To quote one more movie, there’s the scene in “A River Runs Through It” where the narrator returns home after years away and goes fly fishing with his brother. He watches his brother’s remarkable form in the water.

“And I realized that in the time I was away,” he said, “my brother had become an artist.”

Jose Fernandez became an artist in 2016. He struck out an absurd 12.5 batters per nine innings, the highest rate since Randy Johnson some 15 years ago. He gave up one or fewer runs in half his starts. He made hitters look silly. And it was joyous.

What is it about great athletes that connect so powerfully with us, that makes us feel like we know them? It’s a hard thing to explain, but I suppose it has something to do with the energy and force that radiates from them when they’re playing. Jose Fernandez was a big man, but there was a lightness about the way he moved. He had a face that changed dramatically with expression, so that he glowed when he smiled and he darkened when intense. He threw pitches that boggled the imagination. We did not have to know him to know him.

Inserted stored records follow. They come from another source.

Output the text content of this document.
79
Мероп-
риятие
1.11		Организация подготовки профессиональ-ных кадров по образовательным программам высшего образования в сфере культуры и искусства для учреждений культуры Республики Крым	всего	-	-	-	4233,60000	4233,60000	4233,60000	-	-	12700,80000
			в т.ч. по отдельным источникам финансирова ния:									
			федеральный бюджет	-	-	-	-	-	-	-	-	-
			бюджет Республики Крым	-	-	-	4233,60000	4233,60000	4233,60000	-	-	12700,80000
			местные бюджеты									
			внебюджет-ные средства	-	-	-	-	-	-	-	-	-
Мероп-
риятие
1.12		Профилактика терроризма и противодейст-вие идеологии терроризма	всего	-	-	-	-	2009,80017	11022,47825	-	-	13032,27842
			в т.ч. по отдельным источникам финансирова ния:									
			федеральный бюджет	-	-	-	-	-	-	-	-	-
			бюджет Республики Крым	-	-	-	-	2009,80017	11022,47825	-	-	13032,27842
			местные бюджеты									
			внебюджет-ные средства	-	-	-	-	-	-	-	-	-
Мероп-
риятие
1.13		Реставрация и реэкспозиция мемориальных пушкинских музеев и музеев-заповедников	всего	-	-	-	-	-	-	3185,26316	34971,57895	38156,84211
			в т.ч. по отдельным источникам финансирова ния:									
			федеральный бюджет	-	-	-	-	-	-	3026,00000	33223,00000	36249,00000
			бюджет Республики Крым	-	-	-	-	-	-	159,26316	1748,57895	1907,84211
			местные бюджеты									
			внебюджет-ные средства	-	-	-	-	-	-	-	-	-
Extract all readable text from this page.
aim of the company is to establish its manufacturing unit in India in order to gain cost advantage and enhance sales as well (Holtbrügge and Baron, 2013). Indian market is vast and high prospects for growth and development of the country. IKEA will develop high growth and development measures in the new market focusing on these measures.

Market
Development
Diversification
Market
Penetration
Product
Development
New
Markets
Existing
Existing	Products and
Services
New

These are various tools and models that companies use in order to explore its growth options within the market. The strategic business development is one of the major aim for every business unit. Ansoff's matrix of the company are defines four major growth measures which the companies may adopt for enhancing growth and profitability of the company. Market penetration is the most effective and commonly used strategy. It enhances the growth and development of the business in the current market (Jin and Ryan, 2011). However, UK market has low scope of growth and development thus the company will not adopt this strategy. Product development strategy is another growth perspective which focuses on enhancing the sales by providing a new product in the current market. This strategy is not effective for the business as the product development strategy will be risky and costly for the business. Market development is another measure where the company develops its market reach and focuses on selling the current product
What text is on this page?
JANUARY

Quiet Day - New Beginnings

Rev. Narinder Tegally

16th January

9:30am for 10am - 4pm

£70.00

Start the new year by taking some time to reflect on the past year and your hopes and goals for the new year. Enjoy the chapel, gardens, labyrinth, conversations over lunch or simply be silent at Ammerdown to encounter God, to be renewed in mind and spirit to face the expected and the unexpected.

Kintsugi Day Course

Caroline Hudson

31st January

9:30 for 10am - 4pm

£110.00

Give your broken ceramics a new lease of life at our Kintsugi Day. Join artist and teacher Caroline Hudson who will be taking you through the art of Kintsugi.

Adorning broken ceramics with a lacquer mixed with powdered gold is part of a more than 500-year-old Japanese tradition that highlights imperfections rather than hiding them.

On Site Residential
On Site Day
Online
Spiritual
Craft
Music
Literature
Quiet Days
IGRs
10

This is how it is with athletes. Jose Fernandez was a man first, of course, a young man who by all accounts was coming into his own, figuring out his place in the world. But he was also a brilliant athlete, and in the minutes after hearing about his shocking boating accident, we ponder the loss of a 24-year-old pitching genius. The most powerful images are not of the past but of a missing future, of brilliant strikeouts that will not be, of those blaring cheers that will instead be silence, of a Hall of Fame ceremony for a kid who escaped Cuba and became a star that would have melted our hearts.